On the magnetization of BL Lac jets

TL;DR

This paper investigates whether BL Lac jets can reach magnetic and particle energy equipartition, finding that structured jets with spine and layer components can achieve this, unlike simple one-zone models.

Contribution

It demonstrates that structured jet models can reproduce equipartition conditions in BL Lac objects, challenging previous assumptions from one-zone models.

Findings

One-zone models show particle energy dominance over magnetic energy.

Structured jets can achieve equipartition through radiative interplay.

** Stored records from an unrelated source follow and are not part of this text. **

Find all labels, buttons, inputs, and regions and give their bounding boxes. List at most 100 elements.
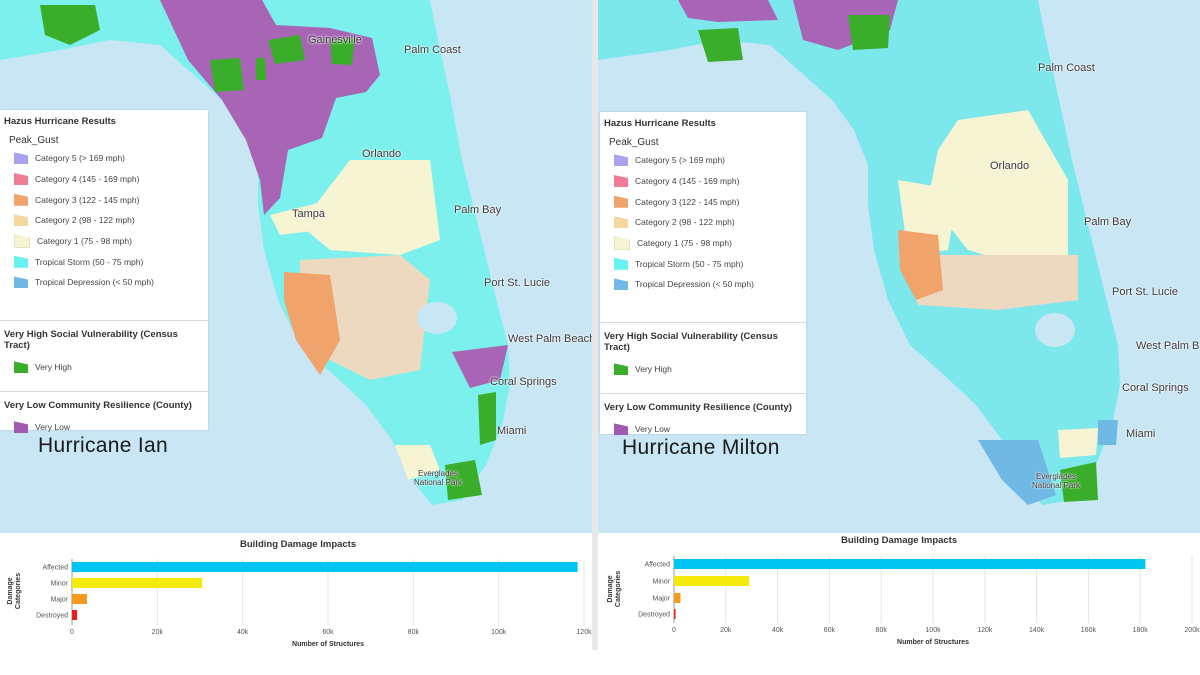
svi-legend: Very High Social Vulnerability (Census T… [0,321,208,392]
legend-item-label: Tropical Storm (50 - 75 mph) [635,258,744,269]
legend-item-label: Category 4 (145 - 169 mph) [635,176,740,187]
city-label: Palm Coast [404,44,461,56]
legend-item-label: Category 3 (122 - 145 mph) [35,194,140,205]
swatch [14,255,28,268]
legend-item: Tropical Depression (< 50 mph) [614,274,802,295]
legend-item: Category 1 (75 - 98 mph) [14,231,204,252]
x-tick-label: 80k [408,629,420,636]
map-legend: Hazus Hurricane Results Peak_Gust Catego… [0,110,208,434]
legend-item: Category 2 (98 - 122 mph) [614,212,802,233]
city-label: Orlando [362,148,402,160]
resilience-legend: Very Low Community Resilience (County) V… [0,392,208,444]
x-tick-label: 100k [925,627,941,634]
bar-major [72,594,87,604]
swatch [14,421,28,434]
x-tick-label: 160k [1081,627,1097,634]
category-label: Affected [644,562,670,569]
city-label: Gainesville [308,34,362,46]
legend-item-label: Category 5 (> 169 mph) [635,155,726,166]
category-label: Major [50,597,68,604]
legend-item-label: Very High [635,364,672,375]
city-label: Tampa [292,208,326,220]
y-axis-label: Damage [607,575,614,602]
bar-affected [674,559,1146,569]
legend-item: Very High [14,357,204,378]
legend-item: Category 5 (> 169 mph) [614,150,802,171]
x-tick-label: 180k [1133,627,1149,634]
bar-destroyed [674,609,676,619]
x-axis-label: Number of Structures [292,641,364,648]
category-label: Destroyed [36,613,68,620]
bar-destroyed [72,610,78,620]
city-label: West Palm Beach [508,333,592,345]
legend-item-label: Category 5 (> 169 mph) [35,153,126,164]
swatch [614,423,628,436]
legend-item-label: Tropical Depression (< 50 mph) [635,279,754,290]
swatch [14,173,28,186]
swatch [614,236,630,251]
city-label: Palm Coast [1038,62,1095,74]
chart-title: Building Damage Impacts [240,539,357,550]
legend-item: Category 1 (75 - 98 mph) [614,233,802,254]
bar-minor [674,576,750,586]
legend-item: Very Low [14,417,204,438]
y-axis-label: Categories [15,573,22,609]
city-label: Miami [1126,428,1156,440]
legend-item-label: Tropical Depression (< 50 mph) [35,277,154,288]
swatch [14,214,28,227]
legend-item: Category 4 (145 - 169 mph) [14,169,204,190]
legend-item: Very Low [614,419,802,440]
legend-title: Very Low Community Resilience (County) [4,400,192,411]
legend-item: Tropical Storm (50 - 75 mph) [14,251,204,272]
swatch [614,278,628,291]
damage-chart: Building Damage Impacts 0 20k 40k 60k 80k 100… [0,533,592,675]
peak-gust-legend: Hazus Hurricane Results Peak_Gust Catego… [0,110,208,321]
legend-item-label: Category 1 (75 - 98 mph) [637,238,732,249]
hurricane-name: Hurricane Milton [622,436,780,459]
legend-item: Tropical Depression (< 50 mph) [14,272,204,293]
x-tick-label: 80k [876,627,888,634]
legend-title: Very High Social Vulnerability (Census T… [604,331,778,353]
x-axis-label: Number of Structures [897,639,969,646]
city-label: Port St. Lucie [484,277,551,289]
x-tick-label: 120k [576,629,592,636]
peak-gust-legend: Hazus Hurricane Results Peak_Gust Catego… [600,112,806,323]
legend-title: Hazus Hurricane Results [4,116,116,127]
city-label: Everglades National Park [1031,472,1081,490]
chart-title: Building Damage Impacts [841,535,958,546]
x-tick-label: 60k [824,627,836,634]
x-tick-label: 40k [237,629,249,636]
category-label: Major [652,596,670,603]
damage-chart: Building Damage Impacts 0 20k 40k 60k 80k 100… [598,533,1200,675]
swatch [14,193,28,206]
legend-item: Category 4 (145 - 169 mph) [614,171,802,192]
legend-item-label: Very Low [35,422,70,433]
bar-minor [72,578,203,588]
legend-item: Very High [614,359,802,380]
bar-affected [72,562,578,572]
city-label: Coral Springs [1122,382,1189,394]
legend-item-label: Category 2 (98 - 122 mph) [35,215,135,226]
city-label: West Palm Beach [1136,340,1200,352]
x-tick-label: 100k [491,629,507,636]
legend-title: Very Low Community Resilience (County) [604,402,792,413]
city-label: Miami [497,425,527,437]
bar-chart: 0 20k 40k 60k 80k 100k 120k 140k 160k 180k 200k Aff… [607,556,1200,646]
y-axis-label: Damage [7,577,14,604]
legend-field: Peak_Gust [9,135,59,146]
x-tick-label: 140k [1029,627,1045,634]
swatch [14,276,28,289]
legend-item-label: Category 1 (75 - 98 mph) [37,236,132,247]
map-view[interactable]: Gainesville Palm Coast Orlando Tampa Pal… [0,0,592,533]
swatch [614,195,628,208]
category-label: Minor [50,581,68,588]
map-view[interactable]: Palm Coast Orlando Palm Bay Port St. Luc… [598,0,1200,533]
legend-item-label: Category 4 (145 - 169 mph) [35,174,140,185]
legend-item-label: Category 3 (122 - 145 mph) [635,196,740,207]
legend-title: Hazus Hurricane Results [604,118,716,129]
city-label: Palm Bay [1084,216,1132,228]
legend-item-label: Very High [35,362,72,373]
swatch [614,154,628,167]
x-tick-label: 200k [1184,627,1200,634]
swatch [14,234,30,249]
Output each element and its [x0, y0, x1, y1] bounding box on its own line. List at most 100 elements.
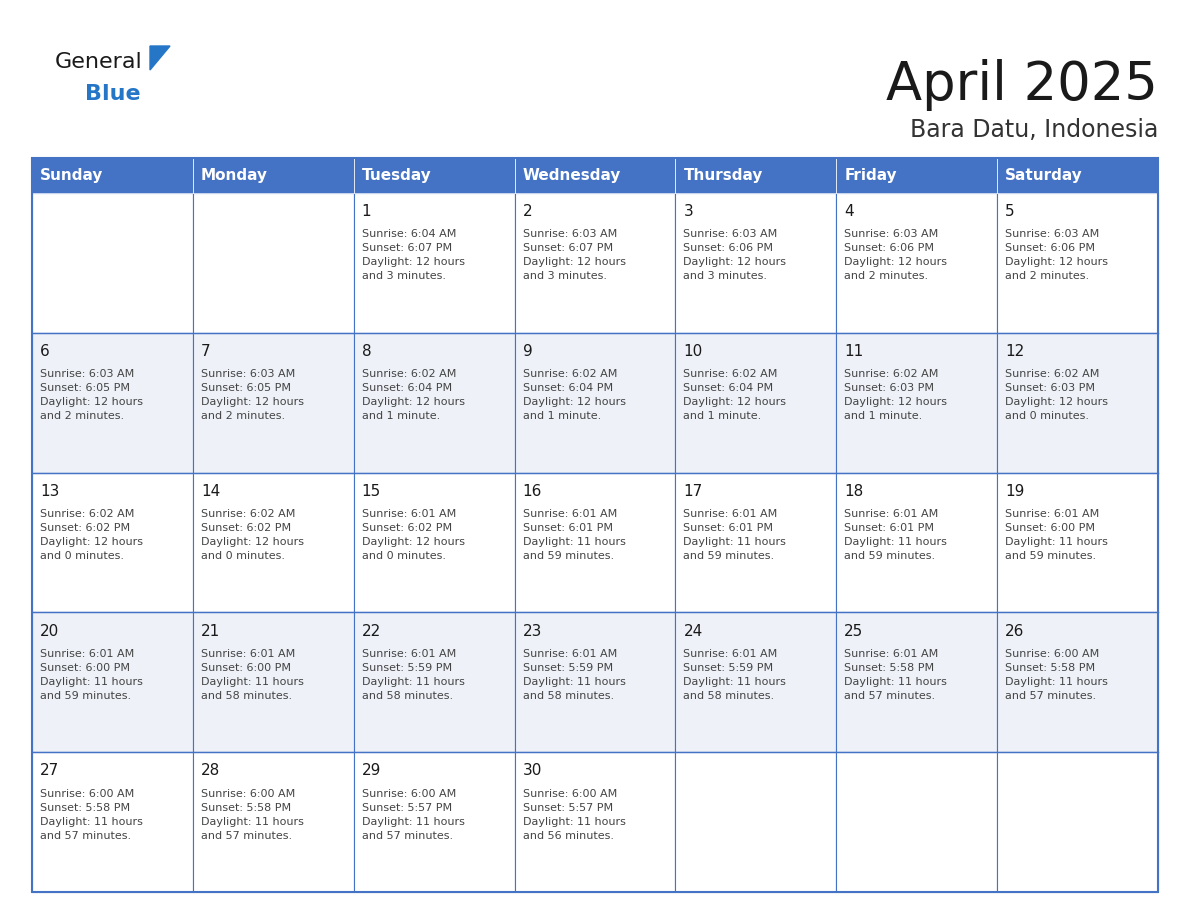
Text: 16: 16: [523, 484, 542, 498]
Text: 18: 18: [845, 484, 864, 498]
Text: 14: 14: [201, 484, 220, 498]
Bar: [354, 333, 514, 473]
Bar: [354, 612, 514, 752]
Bar: [676, 473, 836, 612]
Text: Sunrise: 6:01 AM
Sunset: 6:00 PM
Daylight: 11 hours
and 59 minutes.: Sunrise: 6:01 AM Sunset: 6:00 PM Dayligh…: [1005, 509, 1108, 561]
Bar: [676, 752, 836, 892]
Bar: [514, 612, 676, 752]
Bar: [32, 752, 192, 892]
Text: Sunrise: 6:02 AM
Sunset: 6:02 PM
Daylight: 12 hours
and 0 minutes.: Sunrise: 6:02 AM Sunset: 6:02 PM Dayligh…: [201, 509, 304, 561]
Text: 5: 5: [1005, 204, 1015, 219]
Bar: [192, 193, 354, 333]
Text: Sunrise: 6:02 AM
Sunset: 6:03 PM
Daylight: 12 hours
and 1 minute.: Sunrise: 6:02 AM Sunset: 6:03 PM Dayligh…: [845, 369, 947, 421]
Text: 15: 15: [362, 484, 381, 498]
Text: Sunrise: 6:01 AM
Sunset: 5:59 PM
Daylight: 11 hours
and 58 minutes.: Sunrise: 6:01 AM Sunset: 5:59 PM Dayligh…: [523, 649, 626, 700]
Text: Sunrise: 6:01 AM
Sunset: 5:58 PM
Daylight: 11 hours
and 57 minutes.: Sunrise: 6:01 AM Sunset: 5:58 PM Dayligh…: [845, 649, 947, 700]
Text: Sunrise: 6:01 AM
Sunset: 5:59 PM
Daylight: 11 hours
and 58 minutes.: Sunrise: 6:01 AM Sunset: 5:59 PM Dayligh…: [683, 649, 786, 700]
Text: 25: 25: [845, 623, 864, 639]
Bar: [836, 473, 997, 612]
Bar: [997, 333, 1158, 473]
Text: 2: 2: [523, 204, 532, 219]
Bar: [514, 473, 676, 612]
Text: 7: 7: [201, 344, 210, 359]
Bar: [192, 752, 354, 892]
Bar: [32, 158, 192, 193]
Bar: [32, 333, 192, 473]
Bar: [997, 612, 1158, 752]
Text: Sunrise: 6:03 AM
Sunset: 6:06 PM
Daylight: 12 hours
and 3 minutes.: Sunrise: 6:03 AM Sunset: 6:06 PM Dayligh…: [683, 230, 786, 281]
Text: Monday: Monday: [201, 168, 268, 183]
Bar: [354, 158, 514, 193]
Text: Sunrise: 6:03 AM
Sunset: 6:05 PM
Daylight: 12 hours
and 2 minutes.: Sunrise: 6:03 AM Sunset: 6:05 PM Dayligh…: [201, 369, 304, 421]
Bar: [32, 193, 192, 333]
Text: 21: 21: [201, 623, 220, 639]
Text: Bara Datu, Indonesia: Bara Datu, Indonesia: [910, 118, 1158, 142]
Text: Friday: Friday: [845, 168, 897, 183]
Text: 10: 10: [683, 344, 703, 359]
Text: Sunrise: 6:01 AM
Sunset: 6:02 PM
Daylight: 12 hours
and 0 minutes.: Sunrise: 6:01 AM Sunset: 6:02 PM Dayligh…: [362, 509, 465, 561]
Text: Sunrise: 6:00 AM
Sunset: 5:58 PM
Daylight: 11 hours
and 57 minutes.: Sunrise: 6:00 AM Sunset: 5:58 PM Dayligh…: [1005, 649, 1108, 700]
Text: 9: 9: [523, 344, 532, 359]
Text: 24: 24: [683, 623, 703, 639]
Text: Blue: Blue: [86, 84, 140, 104]
Text: 19: 19: [1005, 484, 1024, 498]
Text: 27: 27: [40, 764, 59, 778]
Bar: [676, 158, 836, 193]
Text: Thursday: Thursday: [683, 168, 763, 183]
Text: Saturday: Saturday: [1005, 168, 1083, 183]
Text: Sunrise: 6:03 AM
Sunset: 6:06 PM
Daylight: 12 hours
and 2 minutes.: Sunrise: 6:03 AM Sunset: 6:06 PM Dayligh…: [845, 230, 947, 281]
Text: Sunrise: 6:02 AM
Sunset: 6:04 PM
Daylight: 12 hours
and 1 minute.: Sunrise: 6:02 AM Sunset: 6:04 PM Dayligh…: [523, 369, 626, 421]
Bar: [192, 333, 354, 473]
Text: Sunrise: 6:01 AM
Sunset: 6:01 PM
Daylight: 11 hours
and 59 minutes.: Sunrise: 6:01 AM Sunset: 6:01 PM Dayligh…: [845, 509, 947, 561]
Text: Sunrise: 6:02 AM
Sunset: 6:04 PM
Daylight: 12 hours
and 1 minute.: Sunrise: 6:02 AM Sunset: 6:04 PM Dayligh…: [683, 369, 786, 421]
Polygon shape: [150, 46, 170, 70]
Text: 6: 6: [40, 344, 50, 359]
Text: Sunrise: 6:01 AM
Sunset: 6:00 PM
Daylight: 11 hours
and 58 minutes.: Sunrise: 6:01 AM Sunset: 6:00 PM Dayligh…: [201, 649, 304, 700]
Text: 17: 17: [683, 484, 703, 498]
Text: 12: 12: [1005, 344, 1024, 359]
Text: Sunrise: 6:02 AM
Sunset: 6:02 PM
Daylight: 12 hours
and 0 minutes.: Sunrise: 6:02 AM Sunset: 6:02 PM Dayligh…: [40, 509, 143, 561]
Text: Sunrise: 6:03 AM
Sunset: 6:05 PM
Daylight: 12 hours
and 2 minutes.: Sunrise: 6:03 AM Sunset: 6:05 PM Dayligh…: [40, 369, 143, 421]
Bar: [676, 193, 836, 333]
Text: Sunrise: 6:00 AM
Sunset: 5:58 PM
Daylight: 11 hours
and 57 minutes.: Sunrise: 6:00 AM Sunset: 5:58 PM Dayligh…: [40, 789, 143, 841]
Text: 22: 22: [362, 623, 381, 639]
Text: 30: 30: [523, 764, 542, 778]
Bar: [514, 193, 676, 333]
Bar: [514, 333, 676, 473]
Text: Sunrise: 6:00 AM
Sunset: 5:58 PM
Daylight: 11 hours
and 57 minutes.: Sunrise: 6:00 AM Sunset: 5:58 PM Dayligh…: [201, 789, 304, 841]
Text: 20: 20: [40, 623, 59, 639]
Bar: [514, 752, 676, 892]
Bar: [32, 158, 1158, 892]
Text: 13: 13: [40, 484, 59, 498]
Text: 28: 28: [201, 764, 220, 778]
Bar: [354, 752, 514, 892]
Text: Sunrise: 6:03 AM
Sunset: 6:07 PM
Daylight: 12 hours
and 3 minutes.: Sunrise: 6:03 AM Sunset: 6:07 PM Dayligh…: [523, 230, 626, 281]
Text: Sunrise: 6:03 AM
Sunset: 6:06 PM
Daylight: 12 hours
and 2 minutes.: Sunrise: 6:03 AM Sunset: 6:06 PM Dayligh…: [1005, 230, 1108, 281]
Bar: [676, 333, 836, 473]
Text: Sunrise: 6:02 AM
Sunset: 6:04 PM
Daylight: 12 hours
and 1 minute.: Sunrise: 6:02 AM Sunset: 6:04 PM Dayligh…: [362, 369, 465, 421]
Text: Sunrise: 6:02 AM
Sunset: 6:03 PM
Daylight: 12 hours
and 0 minutes.: Sunrise: 6:02 AM Sunset: 6:03 PM Dayligh…: [1005, 369, 1108, 421]
Text: 1: 1: [362, 204, 372, 219]
Bar: [192, 473, 354, 612]
Bar: [676, 612, 836, 752]
Text: 11: 11: [845, 344, 864, 359]
Text: 26: 26: [1005, 623, 1024, 639]
Text: Sunrise: 6:01 AM
Sunset: 6:01 PM
Daylight: 11 hours
and 59 minutes.: Sunrise: 6:01 AM Sunset: 6:01 PM Dayligh…: [523, 509, 626, 561]
Text: April 2025: April 2025: [886, 59, 1158, 111]
Text: Sunday: Sunday: [40, 168, 103, 183]
Bar: [514, 158, 676, 193]
Text: 8: 8: [362, 344, 372, 359]
Text: Sunrise: 6:00 AM
Sunset: 5:57 PM
Daylight: 11 hours
and 57 minutes.: Sunrise: 6:00 AM Sunset: 5:57 PM Dayligh…: [362, 789, 465, 841]
Bar: [997, 158, 1158, 193]
Bar: [836, 333, 997, 473]
Text: Sunrise: 6:01 AM
Sunset: 6:01 PM
Daylight: 11 hours
and 59 minutes.: Sunrise: 6:01 AM Sunset: 6:01 PM Dayligh…: [683, 509, 786, 561]
Bar: [836, 193, 997, 333]
Text: Tuesday: Tuesday: [362, 168, 431, 183]
Bar: [192, 612, 354, 752]
Bar: [997, 473, 1158, 612]
Bar: [836, 158, 997, 193]
Bar: [836, 752, 997, 892]
Bar: [32, 473, 192, 612]
Bar: [32, 612, 192, 752]
Bar: [997, 752, 1158, 892]
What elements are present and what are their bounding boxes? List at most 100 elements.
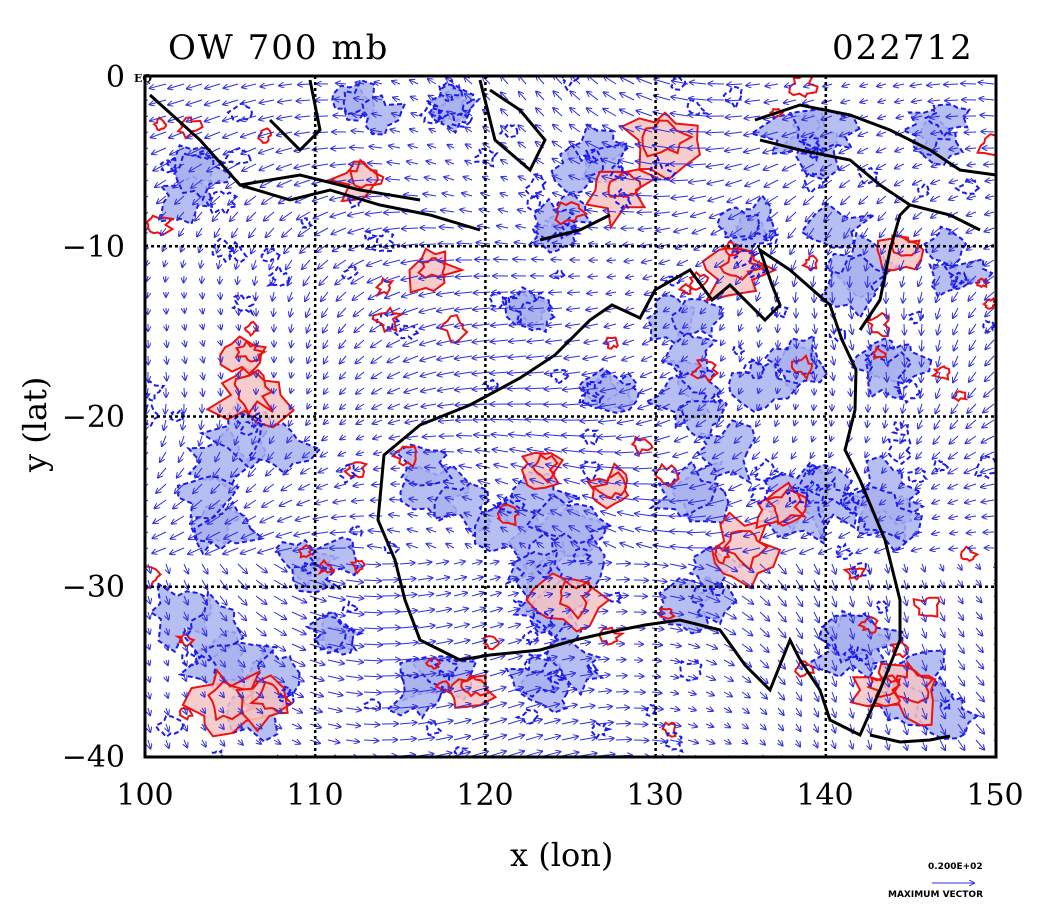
x-tick-label: 130 (626, 778, 684, 813)
wind-vector (921, 355, 922, 367)
wind-vector (390, 129, 401, 132)
wind-vector (663, 292, 671, 296)
wind-vector (490, 767, 506, 772)
wind-vector (384, 212, 401, 213)
wind-vector (297, 211, 311, 219)
wind-vector (733, 451, 743, 459)
wind-vector (408, 145, 419, 148)
wind-vector (904, 611, 907, 622)
wind-vector (741, 627, 752, 636)
wind-vector (471, 561, 482, 564)
wind-vector (568, 292, 581, 293)
wind-vector (934, 419, 941, 429)
wind-vector (417, 562, 431, 564)
wind-vector (736, 275, 743, 284)
wind-vector (580, 451, 599, 452)
wind-vector (759, 339, 760, 347)
wind-vector (173, 179, 185, 188)
wind-vector (496, 480, 509, 485)
wind-vector (619, 177, 635, 180)
wind-vector (563, 450, 581, 452)
wind-vector (669, 644, 681, 646)
wind-vector (264, 211, 275, 221)
wind-vector (249, 467, 257, 476)
contour-blob (205, 189, 239, 217)
wind-vector (537, 210, 545, 212)
wind-vector (489, 608, 502, 612)
wind-vector (742, 740, 747, 744)
wind-vector (367, 259, 383, 266)
wind-vector (940, 611, 944, 621)
wind-vector (615, 563, 630, 564)
wind-vector (477, 465, 491, 468)
wind-vector (404, 195, 419, 196)
wind-vector (407, 452, 419, 453)
contour-blob (982, 319, 996, 334)
contour-blob (260, 247, 281, 264)
wind-vector (814, 371, 815, 379)
wind-vector (553, 193, 563, 196)
contour-blob (178, 706, 194, 721)
wind-vector (615, 580, 629, 581)
wind-vector (644, 324, 653, 328)
wind-vector (937, 371, 940, 382)
wind-vector (373, 420, 383, 424)
wind-vector (406, 436, 419, 438)
wind-vector (405, 404, 419, 408)
wind-vector (866, 259, 868, 271)
wind-vector (127, 260, 130, 265)
wind-vector (949, 516, 959, 518)
wind-vector (975, 627, 982, 636)
wind-vector (664, 308, 671, 311)
contour-blob (729, 345, 745, 356)
contour-blob (912, 596, 941, 618)
wind-vector (657, 419, 671, 425)
wind-vector (420, 339, 437, 345)
wind-vector (292, 772, 299, 775)
wind-vector (368, 275, 383, 283)
contour-blob (181, 650, 203, 668)
wind-vector (435, 705, 453, 709)
wind-vector (985, 355, 995, 365)
wind-vector (308, 355, 311, 363)
wind-vector (516, 226, 527, 228)
wind-vector (237, 595, 247, 605)
x-tick-label: 110 (286, 778, 344, 813)
wind-vector (952, 387, 959, 398)
wind-vector (975, 643, 983, 652)
wind-vector (473, 404, 491, 405)
wind-vector (655, 212, 671, 214)
wind-vector (726, 116, 743, 117)
wind-vector (807, 227, 815, 238)
wind-vector (645, 308, 653, 311)
wind-vector (455, 356, 473, 359)
wind-vector (598, 467, 617, 468)
wind-vector (302, 259, 311, 269)
wind-vector (829, 452, 832, 457)
wind-vector (777, 307, 778, 317)
wind-vector (669, 660, 680, 662)
wind-vector (509, 340, 527, 342)
wind-vector (333, 115, 347, 116)
wind-vector (597, 659, 608, 660)
wind-vector (683, 324, 688, 328)
wind-vector (958, 563, 962, 570)
wind-vector (566, 324, 581, 326)
wind-vector (315, 227, 329, 235)
wind-vector (336, 83, 347, 84)
wind-vector (509, 356, 527, 358)
wind-vector (653, 530, 671, 532)
wind-vector (345, 612, 364, 614)
wind-vector (526, 388, 545, 389)
wind-vector (914, 148, 923, 151)
wind-vector (260, 84, 275, 87)
wind-vector (399, 563, 415, 564)
wind-vector (939, 627, 945, 637)
wind-vector (427, 544, 437, 548)
wind-vector (814, 723, 818, 732)
wind-vector (691, 467, 707, 473)
wind-vector (332, 516, 347, 518)
wind-vector (456, 276, 473, 277)
wind-vector (453, 640, 469, 645)
wind-vector (553, 142, 563, 149)
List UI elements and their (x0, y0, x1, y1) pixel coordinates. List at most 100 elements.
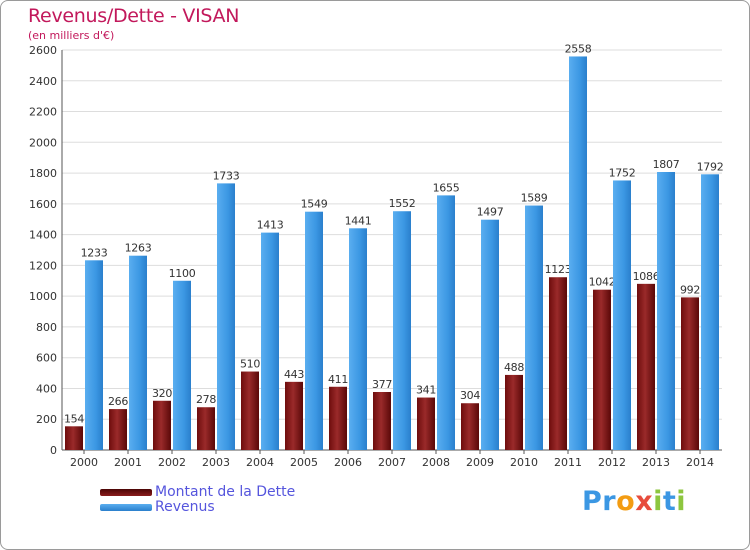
data-label-revenus: 1441 (345, 214, 372, 227)
bar-revenus (129, 255, 147, 450)
data-label-revenus: 1807 (653, 158, 680, 171)
bar-revenus (437, 195, 455, 450)
x-tick-label: 2004 (246, 456, 274, 469)
legend-label-revenus: Revenus (155, 499, 215, 515)
y-tick-label: 800 (36, 321, 57, 334)
bar-revenus (261, 232, 279, 450)
x-tick-label: 2011 (554, 456, 582, 469)
bar-dette (153, 400, 171, 450)
data-label-revenus: 1792 (697, 160, 724, 173)
x-tick-label: 2008 (422, 456, 450, 469)
data-label-revenus: 1233 (81, 246, 108, 259)
data-label-dette: 411 (328, 373, 348, 386)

Jet power exceeds magnetic power in simple models.

Abstract

The current paradigm foresees that relativistic jets are launched as magnetically dominated flows, whose magnetic power is progressively converted to kinetic power of of the matter of the jet, until equipartition is reached. Therefore, at the end of the acceleration phase, the jet should still carry a substantial fraction ($\approx$ half) of its power in the form of a Poynting flux. It has been also argued that, in these conditions, the best candidate particle acceleration mechanism is efficient reconnection of magnetic field lines, for which it is predicted that magnetic field and accelerated relativistic electron energy densities are in equipartition.Through the modeling of the jet non--thermal emission, we explore if equipartition is indeed possible in BL Lac objects, i.e. low-power blazars with weak or absent broad emission lines. We find that one-zone models (for which only one region is involved in the production of the radiation we observe) the particle energy density is largely dominating (by 1-2 orders of magnitude) over the magnetic one. As a consequence, the jet kinetic power largely exceeds the magnetic power. Instead, if the jet is structured (i.e. made by a fast spine surrounded by a slower layer), the amplification of the IC emission due to the radiative interplay between the two components allows us to reproduce the emission in equipartition conditions.